Knelpuntlocatie 12: Fammensrakken (MJPO-knelpunt 5)

De robuuste verbinding (ambitieniveau B3) passeert de A7 via de Fammensrakken. De huidige brug biedt ruimte voor het realiseren van een principeoplossing II. Voor principeoplossing III of IV is aanpassing van de hoogteligging van de weg nodig. Een voordeel is dat de rijbanen van de A7 gescheiden zijn (~10 m) waardoor er lichtinval in de passage is. Een knelpunt vormt de parallel gelegen Tramwei. De brug is smaller dan die bij de A7 en naar verwachting slechts ruim genoeg voor een principeoplossing I. Er is geen bebouwing rond de passage. Ook is de Fammens- rakken geen (drukke) vaarroute.

Alternatief 12a: Oudeweg

Dit alternatief maakt gebruik van de hoge brug (~12 m) over de Oudeweg. Het huidige kunstwerk biedt ruimte voor een principeoplossing III. Dit is echter wel afhankelijk van de ruimte die onder de brug voor de robuuste verbinding benut kan worden. De Oudeweg is een drukke vaarroute. Ook hier vraagt de parallelgelegen Tramwei om aanpassingen. In de huidige situatie is een lage beweegbare brug aanwezig, die naar verwachting slechts voor een principeoplossing I ruimte biedt.

Alternatief 12b: Stobberak

In dit alternatief kruist de robuuste verbinding de A7 via de Stobberak. De brug heeft een ruimere overspanning dan die over de Fammensrakken, maar is niet veel hoger. Het huidige kunstwerk biedt ruimte voor een principeoplossing type II. Nadeel van deze locatie is de bebouwing langs de watergang aan de oostzijde van de A7 en de aanwezigheid van een kleine jachthaven. Ook hier vraagt de lokale weg (Alde Wei) tussen Joure en Sneek direct naast de A7 om aanpassing. Het Stobberak is druk bevaren.

Advies knelpuntlocatie: 12

Advies principeoplossing: A7 III

Gefaseerde ambitie? A7 nee*

* De knelpuntlocatie heeft een hoge prioriteit (zie hoofdstuk 2).

Knelpuntlocatie 13: Bokkumermeer/Grou (MJPO-knelpunt 6)

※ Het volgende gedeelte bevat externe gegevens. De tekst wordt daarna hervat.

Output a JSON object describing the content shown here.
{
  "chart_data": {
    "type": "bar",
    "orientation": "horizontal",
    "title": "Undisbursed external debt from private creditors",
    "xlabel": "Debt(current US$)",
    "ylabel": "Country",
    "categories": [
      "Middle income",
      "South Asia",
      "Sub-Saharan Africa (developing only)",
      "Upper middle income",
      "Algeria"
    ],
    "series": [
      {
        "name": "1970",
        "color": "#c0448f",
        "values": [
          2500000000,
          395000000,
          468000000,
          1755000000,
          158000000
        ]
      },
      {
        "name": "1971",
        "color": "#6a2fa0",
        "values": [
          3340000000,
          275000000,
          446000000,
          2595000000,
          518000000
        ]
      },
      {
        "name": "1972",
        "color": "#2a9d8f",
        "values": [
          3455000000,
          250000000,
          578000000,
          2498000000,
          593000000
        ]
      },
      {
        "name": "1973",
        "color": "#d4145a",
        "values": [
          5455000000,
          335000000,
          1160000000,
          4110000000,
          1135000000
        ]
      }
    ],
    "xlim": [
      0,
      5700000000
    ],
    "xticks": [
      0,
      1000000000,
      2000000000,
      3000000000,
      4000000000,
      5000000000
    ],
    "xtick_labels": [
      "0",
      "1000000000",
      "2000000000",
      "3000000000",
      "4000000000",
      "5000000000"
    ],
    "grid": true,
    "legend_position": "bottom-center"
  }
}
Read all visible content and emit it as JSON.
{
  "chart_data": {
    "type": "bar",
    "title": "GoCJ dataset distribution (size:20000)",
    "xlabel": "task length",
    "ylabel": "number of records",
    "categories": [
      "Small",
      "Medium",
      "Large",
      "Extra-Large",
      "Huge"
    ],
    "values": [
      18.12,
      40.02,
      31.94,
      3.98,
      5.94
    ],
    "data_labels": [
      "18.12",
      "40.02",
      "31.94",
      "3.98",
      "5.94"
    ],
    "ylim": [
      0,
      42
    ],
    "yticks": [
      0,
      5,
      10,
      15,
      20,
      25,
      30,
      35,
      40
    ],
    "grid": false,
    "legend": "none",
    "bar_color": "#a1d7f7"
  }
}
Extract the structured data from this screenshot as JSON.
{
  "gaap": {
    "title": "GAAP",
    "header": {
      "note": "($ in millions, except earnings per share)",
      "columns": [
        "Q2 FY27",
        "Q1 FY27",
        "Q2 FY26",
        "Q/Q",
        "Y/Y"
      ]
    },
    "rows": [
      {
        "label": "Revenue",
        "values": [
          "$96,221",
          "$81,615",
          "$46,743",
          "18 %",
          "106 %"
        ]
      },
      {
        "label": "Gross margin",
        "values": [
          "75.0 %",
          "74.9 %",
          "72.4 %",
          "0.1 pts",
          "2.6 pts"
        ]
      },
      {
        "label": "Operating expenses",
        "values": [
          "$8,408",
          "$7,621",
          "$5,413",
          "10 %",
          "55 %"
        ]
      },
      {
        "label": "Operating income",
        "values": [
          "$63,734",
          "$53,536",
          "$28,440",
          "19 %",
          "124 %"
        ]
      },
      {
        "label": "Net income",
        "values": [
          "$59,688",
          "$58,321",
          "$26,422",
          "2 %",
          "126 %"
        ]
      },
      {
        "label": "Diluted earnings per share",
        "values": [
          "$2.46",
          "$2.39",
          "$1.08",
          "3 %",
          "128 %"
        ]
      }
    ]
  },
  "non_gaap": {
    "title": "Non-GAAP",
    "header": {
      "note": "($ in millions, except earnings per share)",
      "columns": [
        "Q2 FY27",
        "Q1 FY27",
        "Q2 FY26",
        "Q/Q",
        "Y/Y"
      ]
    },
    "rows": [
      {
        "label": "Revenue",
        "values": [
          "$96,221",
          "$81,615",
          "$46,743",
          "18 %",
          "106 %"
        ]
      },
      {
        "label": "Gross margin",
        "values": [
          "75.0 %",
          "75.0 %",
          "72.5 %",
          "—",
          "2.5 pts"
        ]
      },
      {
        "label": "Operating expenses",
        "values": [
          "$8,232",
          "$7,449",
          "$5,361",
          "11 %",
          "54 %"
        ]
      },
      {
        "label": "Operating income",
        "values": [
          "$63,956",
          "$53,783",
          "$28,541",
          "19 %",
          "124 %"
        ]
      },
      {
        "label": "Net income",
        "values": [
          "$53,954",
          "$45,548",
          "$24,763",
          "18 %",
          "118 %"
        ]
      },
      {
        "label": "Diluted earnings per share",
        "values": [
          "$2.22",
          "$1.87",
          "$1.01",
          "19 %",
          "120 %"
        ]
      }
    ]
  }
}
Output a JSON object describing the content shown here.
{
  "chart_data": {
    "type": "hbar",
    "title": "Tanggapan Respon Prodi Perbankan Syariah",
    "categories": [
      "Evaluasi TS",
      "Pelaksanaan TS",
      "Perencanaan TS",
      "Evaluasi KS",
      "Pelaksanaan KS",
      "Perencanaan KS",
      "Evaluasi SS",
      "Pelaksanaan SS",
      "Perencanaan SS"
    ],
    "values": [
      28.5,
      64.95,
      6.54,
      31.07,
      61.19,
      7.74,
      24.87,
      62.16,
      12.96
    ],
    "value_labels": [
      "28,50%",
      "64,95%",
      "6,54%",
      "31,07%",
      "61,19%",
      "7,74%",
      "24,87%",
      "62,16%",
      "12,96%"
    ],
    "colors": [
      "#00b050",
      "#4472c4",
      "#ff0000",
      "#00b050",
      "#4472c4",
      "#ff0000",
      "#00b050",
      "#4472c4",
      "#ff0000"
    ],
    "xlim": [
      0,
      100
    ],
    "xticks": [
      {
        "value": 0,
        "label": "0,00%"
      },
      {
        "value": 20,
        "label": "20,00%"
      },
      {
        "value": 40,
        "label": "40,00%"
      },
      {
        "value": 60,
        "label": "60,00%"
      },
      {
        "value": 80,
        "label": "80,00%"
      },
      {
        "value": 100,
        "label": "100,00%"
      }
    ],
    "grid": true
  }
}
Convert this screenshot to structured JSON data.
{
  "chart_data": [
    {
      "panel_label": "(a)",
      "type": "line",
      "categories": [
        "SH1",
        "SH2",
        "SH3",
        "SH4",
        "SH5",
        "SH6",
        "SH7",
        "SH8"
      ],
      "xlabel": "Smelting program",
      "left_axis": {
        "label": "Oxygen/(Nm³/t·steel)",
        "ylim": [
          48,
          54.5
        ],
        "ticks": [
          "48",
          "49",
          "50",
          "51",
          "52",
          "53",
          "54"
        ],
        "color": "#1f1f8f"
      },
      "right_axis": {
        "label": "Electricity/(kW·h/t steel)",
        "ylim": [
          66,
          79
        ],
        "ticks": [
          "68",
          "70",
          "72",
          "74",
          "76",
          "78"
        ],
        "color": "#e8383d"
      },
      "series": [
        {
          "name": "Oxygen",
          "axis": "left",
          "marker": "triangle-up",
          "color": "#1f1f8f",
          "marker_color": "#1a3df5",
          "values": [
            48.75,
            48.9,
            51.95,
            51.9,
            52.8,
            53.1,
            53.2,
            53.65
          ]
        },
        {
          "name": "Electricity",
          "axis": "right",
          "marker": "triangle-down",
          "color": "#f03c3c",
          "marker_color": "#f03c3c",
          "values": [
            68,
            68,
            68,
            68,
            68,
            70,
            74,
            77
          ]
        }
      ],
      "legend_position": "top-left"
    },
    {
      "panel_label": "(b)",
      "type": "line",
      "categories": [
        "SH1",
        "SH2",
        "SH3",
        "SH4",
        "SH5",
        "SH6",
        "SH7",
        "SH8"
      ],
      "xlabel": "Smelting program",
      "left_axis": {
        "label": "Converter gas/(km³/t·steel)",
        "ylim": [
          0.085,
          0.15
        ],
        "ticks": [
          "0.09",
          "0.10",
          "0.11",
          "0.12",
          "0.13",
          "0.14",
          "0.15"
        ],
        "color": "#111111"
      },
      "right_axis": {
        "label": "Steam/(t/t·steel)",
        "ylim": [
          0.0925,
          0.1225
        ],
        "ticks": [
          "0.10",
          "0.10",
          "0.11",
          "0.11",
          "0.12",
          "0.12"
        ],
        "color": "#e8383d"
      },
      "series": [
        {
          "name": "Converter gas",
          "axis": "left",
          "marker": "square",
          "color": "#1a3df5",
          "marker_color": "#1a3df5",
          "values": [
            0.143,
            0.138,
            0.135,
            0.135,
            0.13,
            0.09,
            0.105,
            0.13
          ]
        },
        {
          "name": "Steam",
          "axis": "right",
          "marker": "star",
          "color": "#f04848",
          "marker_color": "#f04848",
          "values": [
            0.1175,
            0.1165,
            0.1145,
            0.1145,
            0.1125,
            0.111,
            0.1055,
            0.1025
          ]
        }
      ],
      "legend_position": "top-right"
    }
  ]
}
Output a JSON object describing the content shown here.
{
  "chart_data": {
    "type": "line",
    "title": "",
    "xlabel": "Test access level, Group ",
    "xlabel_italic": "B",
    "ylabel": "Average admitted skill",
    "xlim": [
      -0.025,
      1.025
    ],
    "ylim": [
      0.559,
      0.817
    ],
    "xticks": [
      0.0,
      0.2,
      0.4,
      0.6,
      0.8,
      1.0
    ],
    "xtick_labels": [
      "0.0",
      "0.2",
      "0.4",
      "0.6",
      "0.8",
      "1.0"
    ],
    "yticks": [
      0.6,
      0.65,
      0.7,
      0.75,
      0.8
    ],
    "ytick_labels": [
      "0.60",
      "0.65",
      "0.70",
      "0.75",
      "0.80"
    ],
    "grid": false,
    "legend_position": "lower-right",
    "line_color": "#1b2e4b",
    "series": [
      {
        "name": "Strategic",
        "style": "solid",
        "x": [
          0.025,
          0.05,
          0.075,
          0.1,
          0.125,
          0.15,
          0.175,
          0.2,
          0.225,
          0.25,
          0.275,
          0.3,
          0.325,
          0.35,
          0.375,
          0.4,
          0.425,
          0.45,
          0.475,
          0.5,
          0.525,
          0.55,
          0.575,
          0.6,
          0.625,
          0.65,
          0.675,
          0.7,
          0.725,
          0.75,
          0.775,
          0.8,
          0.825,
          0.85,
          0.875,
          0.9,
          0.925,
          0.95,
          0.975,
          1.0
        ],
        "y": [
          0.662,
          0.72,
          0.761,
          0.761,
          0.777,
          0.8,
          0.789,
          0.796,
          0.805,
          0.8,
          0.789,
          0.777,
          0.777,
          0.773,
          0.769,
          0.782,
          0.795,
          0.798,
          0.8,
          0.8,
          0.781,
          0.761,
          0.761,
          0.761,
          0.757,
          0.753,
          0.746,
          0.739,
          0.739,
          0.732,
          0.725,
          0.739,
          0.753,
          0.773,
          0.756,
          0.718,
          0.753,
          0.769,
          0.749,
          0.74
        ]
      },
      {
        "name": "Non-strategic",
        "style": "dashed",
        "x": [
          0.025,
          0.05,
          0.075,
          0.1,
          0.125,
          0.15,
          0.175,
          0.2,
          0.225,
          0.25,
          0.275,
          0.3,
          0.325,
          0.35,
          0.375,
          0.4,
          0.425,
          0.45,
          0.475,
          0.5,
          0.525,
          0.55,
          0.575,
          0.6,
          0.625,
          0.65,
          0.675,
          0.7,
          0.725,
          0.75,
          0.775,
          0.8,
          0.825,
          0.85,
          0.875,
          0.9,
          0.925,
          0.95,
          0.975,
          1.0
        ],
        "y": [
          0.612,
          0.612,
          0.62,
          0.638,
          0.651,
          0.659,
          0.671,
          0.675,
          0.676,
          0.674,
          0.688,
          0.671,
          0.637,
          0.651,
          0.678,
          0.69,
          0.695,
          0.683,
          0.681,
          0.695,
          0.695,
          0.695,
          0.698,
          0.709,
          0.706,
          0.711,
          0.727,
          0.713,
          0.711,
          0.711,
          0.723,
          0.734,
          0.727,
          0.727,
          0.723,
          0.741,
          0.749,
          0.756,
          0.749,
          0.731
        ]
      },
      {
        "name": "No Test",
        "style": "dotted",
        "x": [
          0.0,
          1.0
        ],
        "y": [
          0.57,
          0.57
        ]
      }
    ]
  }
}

De voorkeurslocatie ligt op enige afstand van de bewoningskernen Akkrum en Grou. Er zijn geen maatregelen in de directe omgeving nodig rond deze knelpuntlocatie. Het spoor Leeuwarden-Heerenveen ligt op een dijk van ~3 m hoog. Bij handhaving van de huidige hoogteligging is aanleg van principeoplossing I en II mogelijk. Wanneer voor een open brugconstructie wordt gekozen met veel lichtinval is de hoogteligging wellicht ook voldoende voor een type III of IV. Dit dient nader te worden onderzocht in de ontwerpfase van de passage. Er is geen kunstwerk in het baanlichaam aanwezig dat benut kan worden voor het realiseren van een passage. De A32 ligt op maaiveld. De hoogteligging van de weg is zo beperkt dat zelfs een principeoplossing type I niet goed kan worden geïnstalleerd. In de huidige situatie is een kleine faunabuis onder de A32 aangebracht, maar tijdens het veldbezoek bleek deze half onder water te staan. Voor alle typen maatregelen is reconstructie van de A32 dus nodig, waarbij de hoogteligging van de weg wordt aangepast.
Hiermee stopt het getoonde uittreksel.